Die inflationsbereinigte Rendite 30-jähriger Anleihen ist in diesem Jahr um rund 50 Basispunkte auf fast 3 Prozent gestiegen, ein Niveau, das zuletzt 2008 erreicht wurde. Der Druck auf den langfristigen US-Anleihenmarkt hält an, obwohl das Finanzministerium in den letzten Jahren verstärkt kurzfristige Schatzanweisungen verkauft und die Verkäufe langfristiger Anleihen konstant gehalten hat. Das könnte sich ändern, da Wall-Street-Händler erwarten, dass das US-Finanzministerium ab Mai 2027 die Auktionsvolumina für zwei- bis dreissigjährige Kuponanleihen erhöhen wird.
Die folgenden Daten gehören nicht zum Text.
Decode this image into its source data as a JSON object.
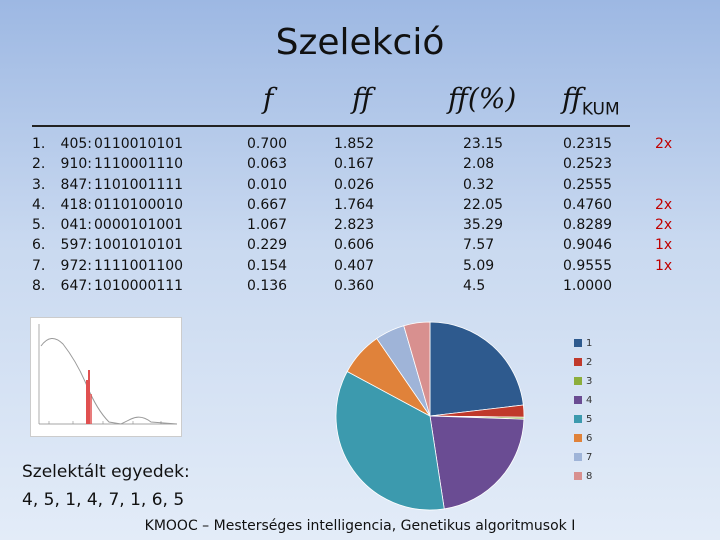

«Das Haushaltsdefizit, die ausstehenden Schulden und das Potenzial für zukünftige Erhöhungen der Anleiheauktionen sind allesamt wichtige Faktoren bei der Bewertung des hinteren Endes der Zinskurve», sagte Kevin Flanagan, Leiter der Anlagestrategie bei WisdomTree. Im Gegensatz dazu haben sich die Renditen kürzer laufender Benchmark-Anleihen von zwei- bis zehnjährigen Anleihen erst wieder dem Niveau von Anfang 2025 angenähert, obwohl der Anleihemarkt nun von Zinssenkungen der Fed auf Zinserhöhungen im Laufe dieses Jahres umgeschwenkt ist.